Они познакомились в Коктебеле, Марину пригласил погостить ее старший друг Максимилиан Волошин. Восемнадцатилетняя Марина искала на берегу моря красивые камни, семнадцатилетний Сергей подошел и начал ей помогать. Марина посмотрела в его огромные глаза с неправдоподобно длинными ресницами и подумала: «Если найдет и подарит мне сердолик, я выйду за него замуж». Конечно, Сережа нашел этот сердолик, а с ним добыл и сердце Марины.
«Да, я, пожалуй, странный человек, Другим на диво! Быть, несмотря на наш двадцатый век, Такой счастливой! Не слушая о тайном сходстве душ, Ни всех тому подобных басен, Всем говорить, что у меня есть муж, Что он прекрасен!..»

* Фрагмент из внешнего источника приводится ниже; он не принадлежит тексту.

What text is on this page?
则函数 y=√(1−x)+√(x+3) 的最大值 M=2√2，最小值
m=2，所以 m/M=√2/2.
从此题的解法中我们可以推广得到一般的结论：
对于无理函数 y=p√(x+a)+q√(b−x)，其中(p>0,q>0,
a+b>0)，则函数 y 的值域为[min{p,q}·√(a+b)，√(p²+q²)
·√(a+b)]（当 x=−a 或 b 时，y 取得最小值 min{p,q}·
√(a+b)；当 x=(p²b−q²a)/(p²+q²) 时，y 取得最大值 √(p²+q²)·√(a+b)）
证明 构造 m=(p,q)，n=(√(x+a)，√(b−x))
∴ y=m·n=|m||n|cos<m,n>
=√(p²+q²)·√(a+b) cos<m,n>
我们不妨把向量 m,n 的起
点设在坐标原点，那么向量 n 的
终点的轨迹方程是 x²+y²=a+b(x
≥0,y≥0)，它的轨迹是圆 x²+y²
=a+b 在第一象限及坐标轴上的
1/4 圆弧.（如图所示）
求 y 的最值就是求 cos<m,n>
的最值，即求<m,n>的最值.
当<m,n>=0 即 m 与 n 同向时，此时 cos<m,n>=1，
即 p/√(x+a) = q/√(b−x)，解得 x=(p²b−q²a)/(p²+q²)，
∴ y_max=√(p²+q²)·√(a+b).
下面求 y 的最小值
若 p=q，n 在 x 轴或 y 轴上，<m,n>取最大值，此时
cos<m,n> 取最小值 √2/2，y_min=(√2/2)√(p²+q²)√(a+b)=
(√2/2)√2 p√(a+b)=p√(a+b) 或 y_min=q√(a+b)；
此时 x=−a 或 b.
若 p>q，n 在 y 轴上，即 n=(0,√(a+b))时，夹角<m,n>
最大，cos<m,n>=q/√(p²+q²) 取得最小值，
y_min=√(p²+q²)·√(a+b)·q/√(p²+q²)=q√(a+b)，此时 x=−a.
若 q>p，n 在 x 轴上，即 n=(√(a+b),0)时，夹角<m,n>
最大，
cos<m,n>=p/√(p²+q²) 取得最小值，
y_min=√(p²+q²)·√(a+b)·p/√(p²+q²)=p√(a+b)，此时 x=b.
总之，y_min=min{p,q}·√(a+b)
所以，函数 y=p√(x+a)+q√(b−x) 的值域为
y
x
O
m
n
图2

У молодых родителей появляется дочь – чудесный ребенок с огромными, голубыми как у отца, «венецианскими» глазами. Детство ее безоблачно и безмятежно. Семья живет в Москве в «волшебном доме» Борисоглебского переулка.
Имя для дочери подбирали долго и дали, по признанию Цветаевой, «от романтизма и высокомерия».
Только вот все звали Ариадну Алей, даже сама Марина. Видимо понимала, насколько обязывало выбранное экстравагантное имя. Романтизму и высокомерию пришлось немного потесниться. Хотя Аля, казалось, родилась, как Дюймовочка – сразу девочкой, а не младенцем. Ей было от природы дано необычайно много, так много, что это изумляло всех, кроме матери. Та воспринимала незаурядность дочери, как нечто само собой разумеющееся.
Так и случилось. Ариадна будет литературно и художественно одарена, к четырем годам начнет «бегло и осмысленно» читать, к пяти – писать. К шести–семи – «связно и вполне грамотно» вести дневники с отнюдь не детскими размышлениями и слогом.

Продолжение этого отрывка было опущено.